On Tuesday 30 October 2001 20:33, David Yee wrote:
> Well for that example I'm using 0 as the index for the first element of
> the array, so deleting element #2 results in 3 being deleted.  BTW to
> correct myself in the second example I gave I want:
>
> $a = (1,2,4,5) instead of (1,2,3,4).
>
> > $a = array(1,2,3,4,5)
> >
> > unset($a[2]);
> >
> > $a now = (1, 2, NULL, 4, 5), but I want (1, 2, 3, 4).

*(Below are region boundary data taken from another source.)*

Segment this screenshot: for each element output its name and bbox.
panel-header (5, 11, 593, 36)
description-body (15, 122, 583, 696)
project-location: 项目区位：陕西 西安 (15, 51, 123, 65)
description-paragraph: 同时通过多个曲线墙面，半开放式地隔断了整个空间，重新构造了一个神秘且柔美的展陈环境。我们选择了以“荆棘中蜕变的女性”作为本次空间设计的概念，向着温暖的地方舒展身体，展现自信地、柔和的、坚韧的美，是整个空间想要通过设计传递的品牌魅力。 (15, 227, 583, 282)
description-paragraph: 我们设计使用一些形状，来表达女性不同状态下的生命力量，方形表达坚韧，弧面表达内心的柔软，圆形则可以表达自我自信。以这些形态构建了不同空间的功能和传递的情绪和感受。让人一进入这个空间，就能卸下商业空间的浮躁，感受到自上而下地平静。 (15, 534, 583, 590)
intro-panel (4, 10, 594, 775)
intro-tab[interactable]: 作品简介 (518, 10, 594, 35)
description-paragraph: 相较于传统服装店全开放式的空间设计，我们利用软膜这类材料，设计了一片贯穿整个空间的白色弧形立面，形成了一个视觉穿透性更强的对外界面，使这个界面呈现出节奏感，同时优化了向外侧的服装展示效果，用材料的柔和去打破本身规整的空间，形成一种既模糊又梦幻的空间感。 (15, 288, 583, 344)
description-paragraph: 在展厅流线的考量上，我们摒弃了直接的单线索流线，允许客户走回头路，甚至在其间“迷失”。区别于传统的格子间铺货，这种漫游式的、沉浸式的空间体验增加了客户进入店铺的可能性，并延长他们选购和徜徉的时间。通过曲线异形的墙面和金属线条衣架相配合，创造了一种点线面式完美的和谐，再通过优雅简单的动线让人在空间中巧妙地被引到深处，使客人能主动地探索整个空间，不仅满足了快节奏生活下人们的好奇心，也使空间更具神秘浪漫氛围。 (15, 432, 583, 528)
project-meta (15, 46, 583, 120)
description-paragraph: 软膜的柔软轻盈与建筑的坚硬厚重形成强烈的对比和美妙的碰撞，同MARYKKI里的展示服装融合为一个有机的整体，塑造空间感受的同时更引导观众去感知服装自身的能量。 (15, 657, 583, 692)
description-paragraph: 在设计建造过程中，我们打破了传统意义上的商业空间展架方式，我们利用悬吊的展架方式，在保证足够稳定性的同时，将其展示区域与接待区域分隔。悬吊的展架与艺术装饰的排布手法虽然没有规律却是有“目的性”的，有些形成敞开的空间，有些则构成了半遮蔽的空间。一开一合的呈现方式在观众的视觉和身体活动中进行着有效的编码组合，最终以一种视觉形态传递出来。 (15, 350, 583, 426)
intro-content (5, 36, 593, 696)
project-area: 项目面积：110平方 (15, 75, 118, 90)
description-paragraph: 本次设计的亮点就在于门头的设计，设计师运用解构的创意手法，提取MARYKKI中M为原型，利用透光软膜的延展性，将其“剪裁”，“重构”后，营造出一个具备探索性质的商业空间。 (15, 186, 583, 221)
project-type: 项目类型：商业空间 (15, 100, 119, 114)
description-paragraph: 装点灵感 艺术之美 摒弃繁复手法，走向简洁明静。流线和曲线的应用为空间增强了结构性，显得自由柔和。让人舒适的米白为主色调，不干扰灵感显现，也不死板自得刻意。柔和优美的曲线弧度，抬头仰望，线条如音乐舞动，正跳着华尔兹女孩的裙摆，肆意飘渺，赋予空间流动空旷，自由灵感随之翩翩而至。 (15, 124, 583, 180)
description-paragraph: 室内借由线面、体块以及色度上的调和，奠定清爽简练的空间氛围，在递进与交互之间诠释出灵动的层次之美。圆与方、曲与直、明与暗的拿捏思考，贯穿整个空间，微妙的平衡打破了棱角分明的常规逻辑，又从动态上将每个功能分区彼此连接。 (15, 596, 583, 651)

Now do you want (1, 2, 4, 5) or (1, 2, 3,4 ) ?

If second:
So you want the array always to contain a continuous list of numbers
(1..n) ? So it's irrelevant *what* element of the array you delete, only 
*how many* elements you delete?
Why not just store the maximum value then and use
$MaxVal-- instead of unset ($a[something]),
$Index - 1 instead of $a[$Index]

?

If the first: remember that arrays in PHP are always associative. So you 
get (0 => 1, 1 => 2, 3 => 4, 4 => 5)
if you want the keys "reordered" you could use array_values() on that..

-- 
Christian Reiniger
LGDC Webmaster (http://lgdc.sunsite.dk/)

"Never doubt that a small group of thoughtful, committed people can
change the world...
Indeed, it's the only thing that ever has."